ESPN Asia sengaja mengangkat berita investasi New Enterprise Associates dari Silicon Valley senilai 15 juta dolar AS (Rp 222,5 miliar) untuk memastikan sebuah platform kompetisi e-sports di tingkat SMA dapat berjalan lancar. Platform bernama PlayVS tersebut juga kemudian mendapatkan suntikan dana dari tiga lembaga lain hingga total investasi naik tiga kali lipat.

Dengan lahirnya ajang PlayVS tersebut kini National Federation of State High School Associations (NFHS) sebagai payung kompetisi olah raga antar SMA di Amerika Serikat bisa menggelar kompetisi e-sports di total 50 negara bagian. Alhasil, sebagai dampak langsungnya kurikulum e-sports di level SMA perlahan-lahan pun harus beradaptasi demi menjaga tingkat persaingan masing-masing sekolah di level nasional. 

PlayVS akan menyediakan perangkat lunak dan membantu sekolah untuk memilih wakilnya dalam sebuah kompetisi e-sports. Dengan ekosistem olah raga seperti ini pada akhirnya para pemandu bakat dari perguruan tinggi pun akan dengan mudah memilih sekolah-sekolah unggulan di ranah e-sports untuk dikucuri bea siswa.

 


Blevins yang Tetap Bersekolah di AS

Lee Sang-hyeok (kiri) alias Faker, atlet e-sports handal Korea Selatan di nomor League of Legends.

Seperti halnya Faker di Korsel, di AS kini tengah naik daun seorang pelajar SMA bernama Tyler Blevins karena dikenal piawai memainkan nomor e-sports bertajuk Fortnite. Remaja berjulukan "Ninja" itu bisa meraup penghasilan sebesar 500 ribu dolar AS (Rp 222,7 juta) dari hadiah kompetisi dan sponsor.

Situasi ini sontak membuat Blevins lebih tenar di antara para pelajar yang semula mengincar untuk masuk tim American Football serta Basket  dan membuat para pengamat olah raga tradisional menjadi khawatir.
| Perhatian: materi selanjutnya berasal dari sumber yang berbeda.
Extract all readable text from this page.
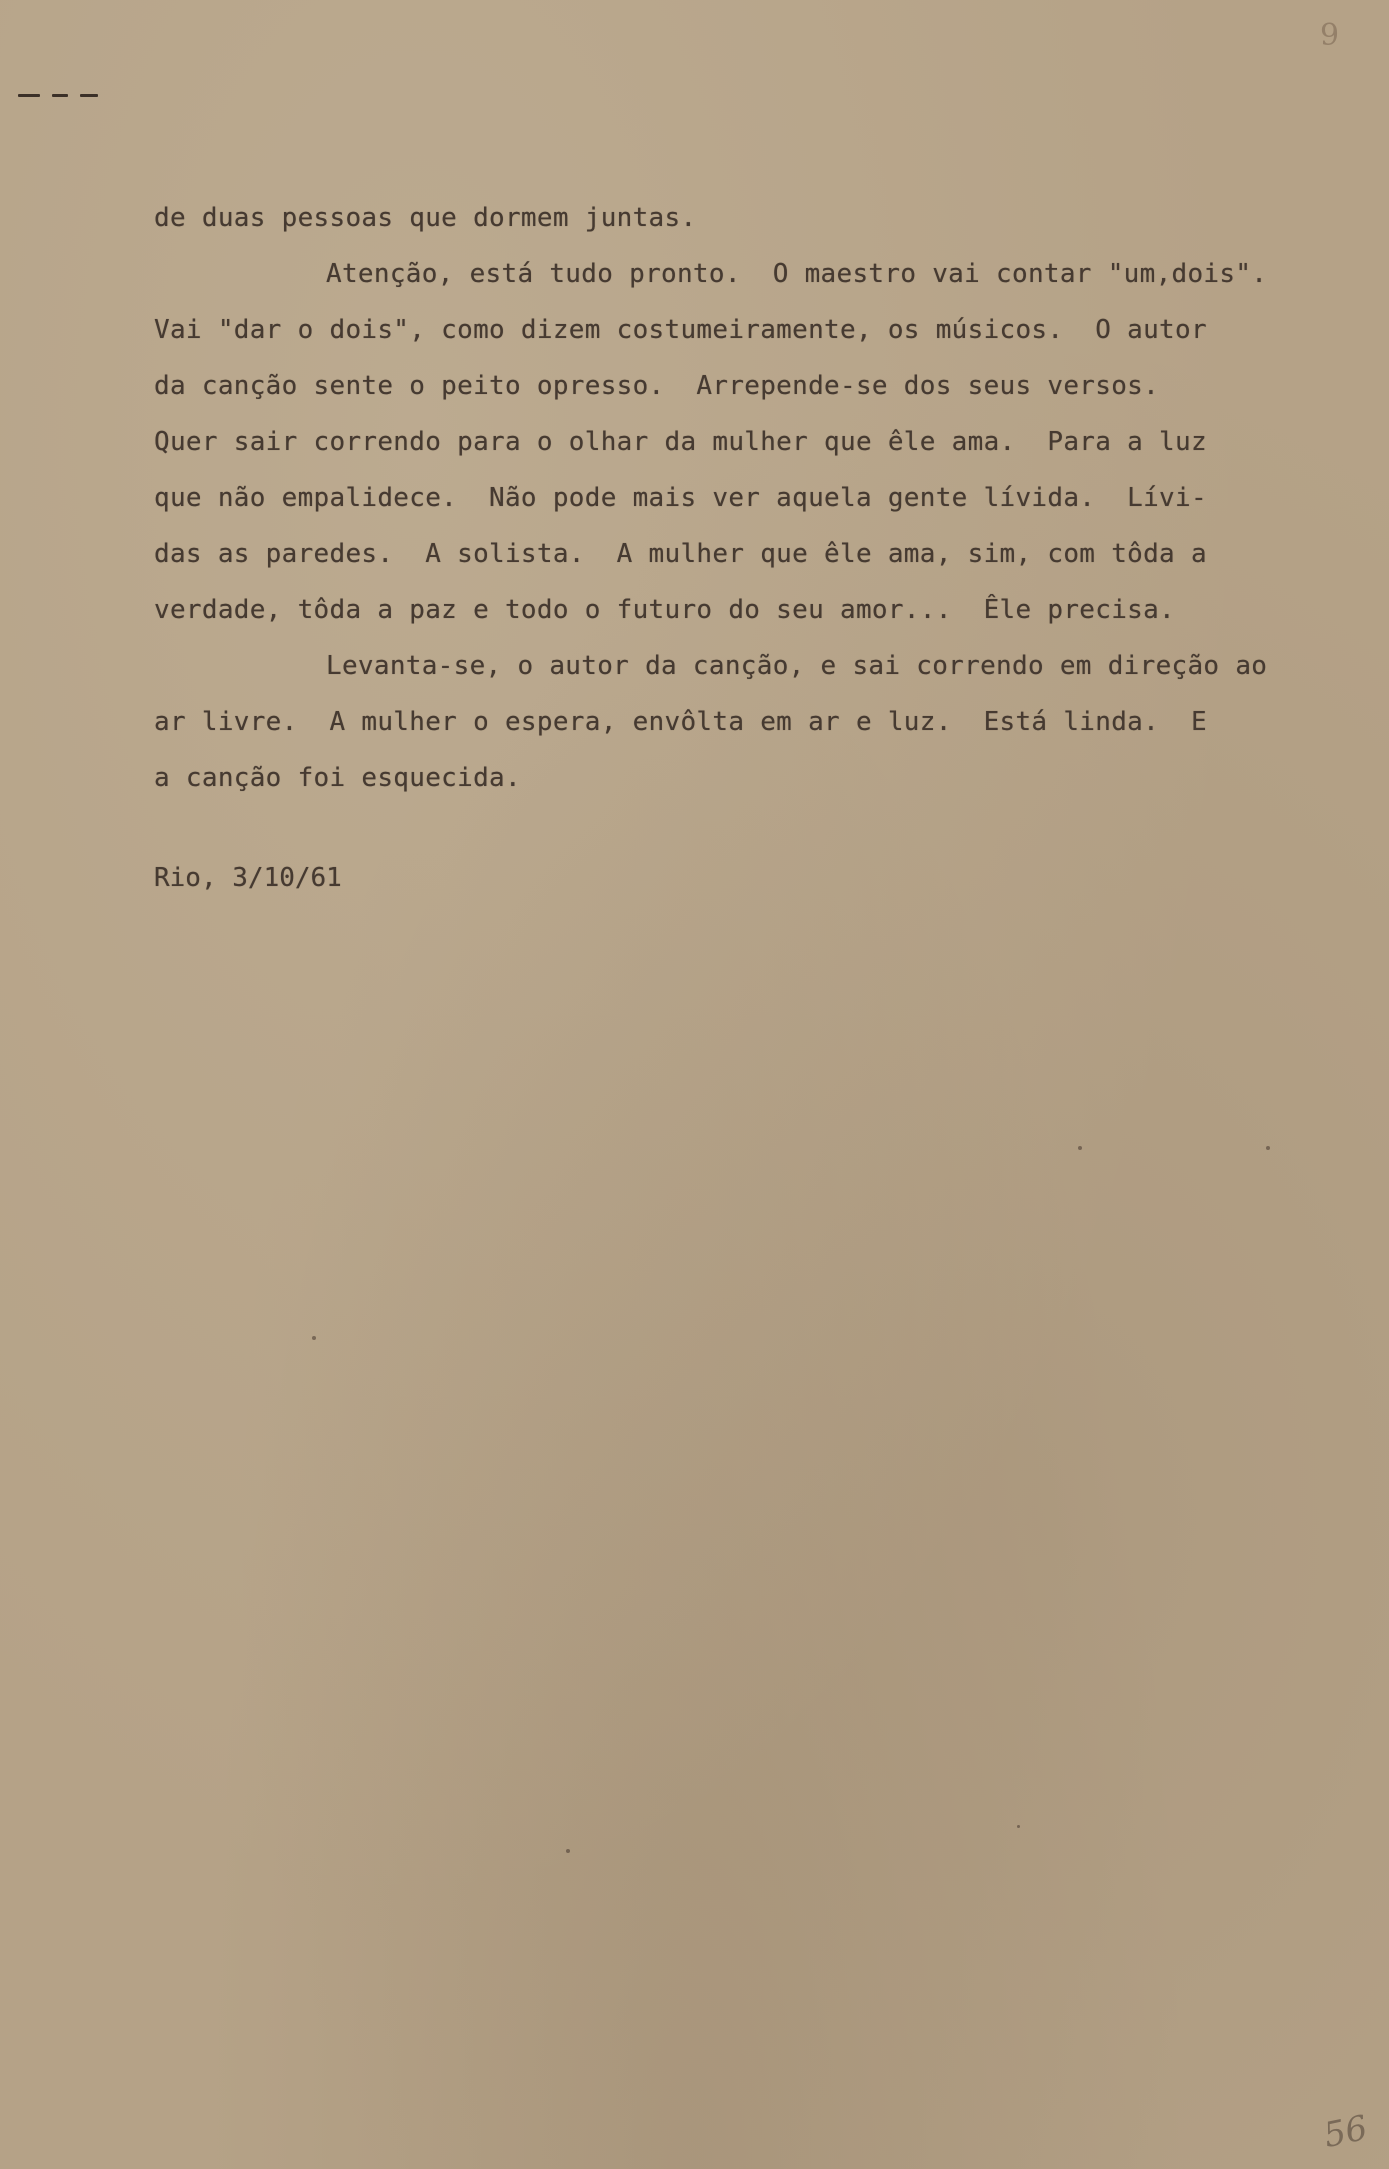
9
de duas pessoas que dormem juntas.
Atenção, está tudo pronto.  O maestro vai contar "um,dois".
Vai "dar o dois", como dizem costumeiramente, os músicos.  O autor
da canção sente o peito opresso.  Arrepende-se dos seus versos.
Quer sair correndo para o olhar da mulher que êle ama.  Para a luz
que não empalidece.  Não pode mais ver aquela gente lívida.  Lívi-
das as paredes.  A solista.  A mulher que êle ama, sim, com tôda a
verdade, tôda a paz e todo o futuro do seu amor...  Êle precisa.
Levanta-se, o autor da canção, e sai correndo em direção ao
ar livre.  A mulher o espera, envôlta em ar e luz.  Está linda.  E
a canção foi esquecida.
Rio, 3/10/61
56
Ya, tidak sama halnya dengan American Football dan Basket yang cenderung kian sulit mendapatkan talenta muda berbakat dalam lima tahun terakhir, e-sports justru makin diminati anak-anak dan remaja yang memilih untuk mengadu nasib di cabang olah raga baru ini.

Entah Faker atau Ninja, keduanya sama-sama memperlihatkan bahwa ke mana uang mengalir ke sanalah minat masyarakat juga ditarik dengan masif. Meski banyak pengamat olah raga khawatir pergeseran ini membuat generasi muda memilih jalan pintas untuk mendulang uang namun kenyataannya upaya adaptasi para pendidik dalam menyusun kurikulum baru di sekolah akan membuat para atlet e-sports muda tetap menuntaskan pendidikannya. 

E-sports sendiri diyakini tetap memiliki marwah olah raga karena untuk berkarier di dalamnya seorang atlet harus melakukan olah fisik yang membuat mereka fokus dalam berpikir dan menjaga kondisi mentalnya di tengah tekanan besar saat bertanding. Selain itu, mereka juga harus aktif berkomunikasi secara verbal dengan rekan setim atau pelatih untuk mencapai prestasi tertinggi sehingga sikap individualistis tidak punya ruang untuk berkembang di dalamnya. 

Faktor kecerdasan sosial ini jugalah yang sebenarnya harus diasah Faker jika ia ingin berhasil di saat e-sports dipertandingkan pada Asian Games 2022 di Hangzou. Pilihan untuk tetap bertahan di sekolah akan memudahkan remaja penggemar e-sports untuk tetap bersosialisasi secara sehat dengan sebaya.